In these lucid, sharply observant stories, Mandeliene Smith traces the lives of men and women in moments of crisis: a woman whose husband has just died, a social worker struggling to escape his own past, a girl caught in a standoff between her mother’s boyfriend and the police. Wise and insightful, Smith is “an uncommonly talented writer with a particularly sharp eye for the serrated edge of human nature” (Publishers Weekly).
In “What It Takes,” a teenage girl navigates race and class as the school’s pot dealer. “The Someday Cat” follows a small girl terrified of being given away by her neglectful mother. “Three Views of a Pond” is a meditation on the healing time brings for a college student considering suicide. And in “Animals,” a child wrestles with the contradictions inherent in her family’s relationship with the farm animals they both care for and kill.

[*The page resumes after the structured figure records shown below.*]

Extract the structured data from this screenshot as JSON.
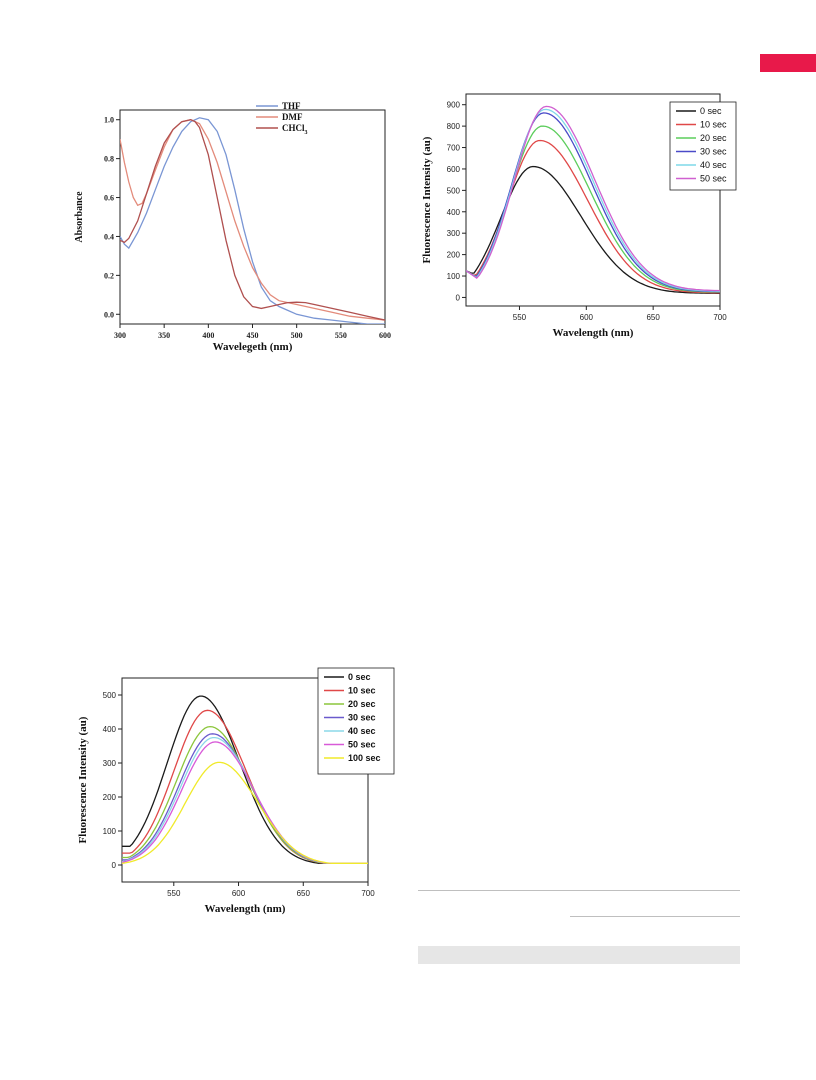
{
  "page": {
    "accent_color": "#e8194a"
  },
  "chart_data": [
    {
      "type": "line",
      "ylabel": "Absorbance",
      "xlabel": "Wavelegeth (nm)",
      "xlim": [
        300,
        600
      ],
      "ylim": [
        -0.05,
        1.05
      ],
      "xticks": [
        300,
        350,
        400,
        450,
        500,
        550,
        600
      ],
      "yticks": [
        0.0,
        0.2,
        0.4,
        0.6,
        0.8,
        1.0
      ],
      "grid": false,
      "legend_position": "top-right",
      "series": [
        {
          "name": "THF",
          "color": "#7a96d4",
          "x": [
            300,
            305,
            310,
            320,
            330,
            340,
            350,
            360,
            370,
            380,
            390,
            400,
            410,
            420,
            430,
            440,
            450,
            460,
            470,
            480,
            490,
            500,
            520,
            540,
            560,
            580,
            600
          ],
          "y": [
            0.4,
            0.36,
            0.34,
            0.42,
            0.52,
            0.64,
            0.76,
            0.86,
            0.94,
            0.99,
            1.01,
            1.0,
            0.94,
            0.82,
            0.64,
            0.44,
            0.27,
            0.14,
            0.07,
            0.04,
            0.02,
            0.0,
            -0.02,
            -0.03,
            -0.04,
            -0.05,
            -0.05
          ]
        },
        {
          "name": "DMF",
          "color": "#e38b7b",
          "x": [
            300,
            305,
            310,
            315,
            320,
            325,
            330,
            340,
            350,
            360,
            370,
            380,
            390,
            400,
            410,
            420,
            430,
            440,
            450,
            460,
            470,
            480,
            490,
            500,
            520,
            540,
            560,
            580,
            600
          ],
          "y": [
            0.9,
            0.78,
            0.68,
            0.6,
            0.56,
            0.57,
            0.62,
            0.74,
            0.86,
            0.95,
            0.99,
            1.0,
            0.98,
            0.9,
            0.78,
            0.63,
            0.48,
            0.35,
            0.24,
            0.16,
            0.1,
            0.07,
            0.06,
            0.05,
            0.03,
            0.01,
            -0.01,
            -0.02,
            -0.03
          ]
        },
        {
          "name": "CHCl3",
          "color": "#b0504f",
          "x": [
            300,
            305,
            310,
            320,
            330,
            340,
            350,
            360,
            370,
            380,
            385,
            390,
            400,
            410,
            420,
            430,
            440,
            450,
            460,
            470,
            480,
            490,
            500,
            510,
            520,
            540,
            560,
            580,
            600
          ],
          "y": [
            0.38,
            0.37,
            0.39,
            0.48,
            0.62,
            0.76,
            0.88,
            0.95,
            0.99,
            1.0,
            0.99,
            0.96,
            0.82,
            0.6,
            0.38,
            0.2,
            0.09,
            0.04,
            0.03,
            0.04,
            0.05,
            0.06,
            0.062,
            0.06,
            0.05,
            0.03,
            0.01,
            -0.01,
            -0.03
          ]
        }
      ]
    },
    {
      "type": "line",
      "ylabel": "Fluorescence Intensity (au)",
      "xlabel": "Wavelength (nm)",
      "xlim": [
        510,
        700
      ],
      "ylim": [
        -40,
        950
      ],
      "xticks": [
        550,
        600,
        650,
        700
      ],
      "yticks": [
        0,
        100,
        200,
        300,
        400,
        500,
        600,
        700,
        800,
        900
      ],
      "grid": false,
      "legend_position": "top-right",
      "series": [
        {
          "name": "0 sec",
          "color": "#1a1a1a",
          "peak_x": 560,
          "peak_y": 600,
          "tail": 20
        },
        {
          "name": "10 sec",
          "color": "#e04848",
          "peak_x": 565,
          "peak_y": 720,
          "tail": 22
        },
        {
          "name": "20 sec",
          "color": "#5ccd5c",
          "peak_x": 567,
          "peak_y": 785,
          "tail": 25
        },
        {
          "name": "30 sec",
          "color": "#4a4ac8",
          "peak_x": 568,
          "peak_y": 845,
          "tail": 27
        },
        {
          "name": "40 sec",
          "color": "#7fd8e8",
          "peak_x": 569,
          "peak_y": 860,
          "tail": 29
        },
        {
          "name": "50 sec",
          "color": "#d060d0",
          "peak_x": 570,
          "peak_y": 872,
          "tail": 32
        }
      ],
      "start_y": 125
    },
    {
      "type": "line",
      "ylabel": "Fluorescence Intensity (au)",
      "xlabel": "Wavelength (nm)",
      "xlim": [
        510,
        700
      ],
      "ylim": [
        -50,
        550
      ],
      "xticks": [
        550,
        600,
        650,
        700
      ],
      "yticks": [
        0,
        100,
        200,
        300,
        400,
        500
      ],
      "grid": false,
      "legend_position": "top-right",
      "series": [
        {
          "name": "0 sec",
          "color": "#1a1a1a",
          "peak_x": 571,
          "peak_y": 497,
          "start": 55
        },
        {
          "name": "10 sec",
          "color": "#e04848",
          "peak_x": 576,
          "peak_y": 455,
          "start": 35
        },
        {
          "name": "20 sec",
          "color": "#8cc63c",
          "peak_x": 578,
          "peak_y": 407,
          "start": 22
        },
        {
          "name": "30 sec",
          "color": "#6a5acd",
          "peak_x": 580,
          "peak_y": 386,
          "start": 15
        },
        {
          "name": "40 sec",
          "color": "#8cd8e8",
          "peak_x": 581,
          "peak_y": 375,
          "start": 10
        },
        {
          "name": "50 sec",
          "color": "#d85ad8",
          "peak_x": 582,
          "peak_y": 362,
          "start": 7
        },
        {
          "name": "100 sec",
          "color": "#f0ea2a",
          "peak_x": 585,
          "peak_y": 302,
          "start": 3
        }
      ]
    }
  ]
}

In barnyards, office buildings, and dilapidated houses, Smith’s characters fight for happiness and survival, and the choices they make reveal the power of instinct to save or destroy. Whether she’s writing about wives struggling with love, teenage girls resisting authority, or men and women reeling from loss, Smith illuminates her characters with pointed, gorgeous language and searing insight. Rutting Season is “an arresting debut short story collection…At once powerful and delicate, compassionate and clear-eyed, this book is sure to breed interest in a new literary voice” (Kirkus Reviews, starred review).
PUBLISHERS WEEKLY
In Smith's unsettling debut, characters must confront the most basic, animal sides of themselves as they navigate crisis and tragedy, whether it is a husband's sudden death, workplace tension, or a police face-off. In the title story, Carl's boss Ray is constantly giving him a hard time, and one incident in front of Ray's work crush may be the final straw. "The Someday Cat" and "You the Animal" make for an intriguing pair of stories though they both center on the same climactic moment, they are told from two opposing viewpoints. In "The Someday Cat," Janie's siblings are being put up for adoption one by one, and so her mother brings home a kitten to placate the children who are left. In "You the Animal," readers meet Jared, who's about to be married and on the verge of quitting his job at the Department of Children and Families, which is where readers learn there's something a little more sinister at play at Janie's house. At their best, Smith's characters skate the razor-thin line of brutality in a way that's both chilling and compelling, although secondary characters too often come across as one-dimensional. Still, this collection proves Smith is an uncommonly talented writer with a particularly sharp eye for the serrated edge of human nature.